Berita

Bertambah 75 Orang, Omicron Capai 414 Kasus

Madinaworld.id – Kementerian Kesehatan (Kemenkes) mencatat, terjadi penambahan kasus konfirmasi Omicron sebanyak 75 orang pada Sabtu (8/1). Dari penambahan tersebut, total kasus Omicron capai 414 kasus.

Dari 414 kasus, 31 orang di antaranya merupakan kasus transmisi lokal. Sementara sisanya merupakan pelaku perjalanan luar negeri.

“Sebagian besar kasus Omicron berasal dari pelaku perjalanan luar negeri.
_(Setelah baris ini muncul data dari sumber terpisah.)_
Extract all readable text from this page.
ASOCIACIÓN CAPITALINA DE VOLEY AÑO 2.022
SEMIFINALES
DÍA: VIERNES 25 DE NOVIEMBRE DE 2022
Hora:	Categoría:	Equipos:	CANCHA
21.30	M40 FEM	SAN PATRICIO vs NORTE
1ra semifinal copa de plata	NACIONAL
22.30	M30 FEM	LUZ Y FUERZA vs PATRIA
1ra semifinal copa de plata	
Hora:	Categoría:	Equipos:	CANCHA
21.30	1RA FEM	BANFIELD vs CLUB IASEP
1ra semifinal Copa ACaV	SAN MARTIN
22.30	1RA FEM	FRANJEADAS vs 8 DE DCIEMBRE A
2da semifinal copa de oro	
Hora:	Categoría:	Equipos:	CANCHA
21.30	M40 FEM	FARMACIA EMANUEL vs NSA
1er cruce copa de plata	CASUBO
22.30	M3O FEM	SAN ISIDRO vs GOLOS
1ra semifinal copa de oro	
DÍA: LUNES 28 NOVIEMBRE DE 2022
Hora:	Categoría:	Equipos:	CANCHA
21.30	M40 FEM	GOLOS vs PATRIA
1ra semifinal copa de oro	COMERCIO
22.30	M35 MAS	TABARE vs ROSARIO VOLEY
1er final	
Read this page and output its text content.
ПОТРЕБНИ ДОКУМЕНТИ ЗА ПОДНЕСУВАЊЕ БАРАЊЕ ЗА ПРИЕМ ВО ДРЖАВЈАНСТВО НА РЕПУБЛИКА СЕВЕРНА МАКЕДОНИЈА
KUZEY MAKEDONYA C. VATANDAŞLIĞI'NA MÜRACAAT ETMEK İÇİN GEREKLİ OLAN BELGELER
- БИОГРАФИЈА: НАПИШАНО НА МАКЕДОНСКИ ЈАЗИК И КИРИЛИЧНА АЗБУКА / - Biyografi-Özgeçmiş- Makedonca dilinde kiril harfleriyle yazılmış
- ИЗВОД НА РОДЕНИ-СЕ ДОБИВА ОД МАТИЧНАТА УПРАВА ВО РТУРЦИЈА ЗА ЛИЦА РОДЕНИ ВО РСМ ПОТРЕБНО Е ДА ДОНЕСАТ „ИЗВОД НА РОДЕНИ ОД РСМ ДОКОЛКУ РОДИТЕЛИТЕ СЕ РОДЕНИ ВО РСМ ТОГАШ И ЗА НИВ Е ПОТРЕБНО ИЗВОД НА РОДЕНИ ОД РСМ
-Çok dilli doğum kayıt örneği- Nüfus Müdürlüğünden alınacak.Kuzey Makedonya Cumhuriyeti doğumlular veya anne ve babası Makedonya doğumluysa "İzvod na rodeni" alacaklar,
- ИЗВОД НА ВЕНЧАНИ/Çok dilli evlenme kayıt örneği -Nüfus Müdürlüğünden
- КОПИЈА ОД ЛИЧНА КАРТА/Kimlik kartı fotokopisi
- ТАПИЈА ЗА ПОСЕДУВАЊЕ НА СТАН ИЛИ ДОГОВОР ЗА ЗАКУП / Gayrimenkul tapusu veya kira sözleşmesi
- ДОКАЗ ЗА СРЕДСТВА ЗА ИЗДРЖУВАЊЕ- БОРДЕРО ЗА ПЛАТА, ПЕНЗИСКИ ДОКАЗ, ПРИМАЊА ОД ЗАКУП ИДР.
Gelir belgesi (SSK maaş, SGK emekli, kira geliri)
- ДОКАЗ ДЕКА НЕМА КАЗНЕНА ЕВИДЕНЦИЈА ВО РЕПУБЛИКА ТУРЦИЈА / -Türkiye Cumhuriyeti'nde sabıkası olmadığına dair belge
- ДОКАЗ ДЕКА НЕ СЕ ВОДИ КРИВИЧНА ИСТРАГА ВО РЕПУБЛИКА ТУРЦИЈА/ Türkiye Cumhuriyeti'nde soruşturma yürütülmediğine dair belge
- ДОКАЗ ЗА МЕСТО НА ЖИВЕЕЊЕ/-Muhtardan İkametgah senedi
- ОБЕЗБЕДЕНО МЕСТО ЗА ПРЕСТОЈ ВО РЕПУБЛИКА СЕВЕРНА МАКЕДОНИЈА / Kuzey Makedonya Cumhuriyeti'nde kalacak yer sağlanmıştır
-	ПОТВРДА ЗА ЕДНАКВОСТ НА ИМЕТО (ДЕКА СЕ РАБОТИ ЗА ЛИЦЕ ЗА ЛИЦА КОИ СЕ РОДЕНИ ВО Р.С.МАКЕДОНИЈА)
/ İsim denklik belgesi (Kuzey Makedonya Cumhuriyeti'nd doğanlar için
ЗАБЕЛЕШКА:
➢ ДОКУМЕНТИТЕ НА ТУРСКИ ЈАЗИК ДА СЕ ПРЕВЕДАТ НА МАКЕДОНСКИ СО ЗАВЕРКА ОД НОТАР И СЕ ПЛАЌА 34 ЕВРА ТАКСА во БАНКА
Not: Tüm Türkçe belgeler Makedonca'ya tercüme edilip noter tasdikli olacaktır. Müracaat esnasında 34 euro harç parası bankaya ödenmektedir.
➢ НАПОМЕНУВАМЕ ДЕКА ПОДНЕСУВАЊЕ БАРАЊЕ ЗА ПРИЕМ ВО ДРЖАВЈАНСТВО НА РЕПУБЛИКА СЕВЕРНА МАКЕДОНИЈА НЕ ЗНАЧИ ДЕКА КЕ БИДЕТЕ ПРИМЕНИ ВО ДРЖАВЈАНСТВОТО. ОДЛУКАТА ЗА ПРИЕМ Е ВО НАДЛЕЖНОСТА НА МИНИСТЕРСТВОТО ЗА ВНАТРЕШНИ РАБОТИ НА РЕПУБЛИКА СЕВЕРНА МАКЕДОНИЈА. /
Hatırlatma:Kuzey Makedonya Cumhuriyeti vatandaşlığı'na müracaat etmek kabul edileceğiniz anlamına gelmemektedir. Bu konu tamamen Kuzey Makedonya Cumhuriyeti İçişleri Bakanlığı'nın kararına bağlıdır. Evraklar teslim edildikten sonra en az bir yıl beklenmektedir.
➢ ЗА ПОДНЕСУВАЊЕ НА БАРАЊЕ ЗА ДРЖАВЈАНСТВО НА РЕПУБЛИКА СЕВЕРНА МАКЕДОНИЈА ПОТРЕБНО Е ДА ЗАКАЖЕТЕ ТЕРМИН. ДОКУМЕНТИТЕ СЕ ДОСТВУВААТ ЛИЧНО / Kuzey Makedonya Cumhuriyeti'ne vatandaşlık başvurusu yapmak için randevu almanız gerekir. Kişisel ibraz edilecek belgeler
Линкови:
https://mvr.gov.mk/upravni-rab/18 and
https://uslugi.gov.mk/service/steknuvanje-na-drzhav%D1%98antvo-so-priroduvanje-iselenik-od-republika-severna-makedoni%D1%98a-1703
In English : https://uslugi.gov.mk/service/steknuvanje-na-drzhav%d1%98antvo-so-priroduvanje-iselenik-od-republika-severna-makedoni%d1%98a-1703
Karena itu masyarakat diharapkan menunda dahulu jika ingin pergi ke luar negeri,” ujar Juru Bicara Vaksinasi Covid-19 Kementerian Kesehatan dr. Siti Nadia Tarmidzi, Minggu (9/1) dalam rilis tertulis.

Berdasarkan data Kemenkes, pada Desember 2021 terdapat 136 kasus konfirmasi Omicron. Sementara hingga 8 Januari 2022 terdapat 278 kasus. Sebagian besar pasien yang terinfeksi Omicron merupakan mereka yang sudah mendapatkan vaksinasi lengkap sebanyak dua dosis.

Juru Bicara Vaksinasi Covid-19 Kementerian Kesehatan dr. Siti Nadia Tarmizi (Foto: sehatnegeriku.kemkes.go.id)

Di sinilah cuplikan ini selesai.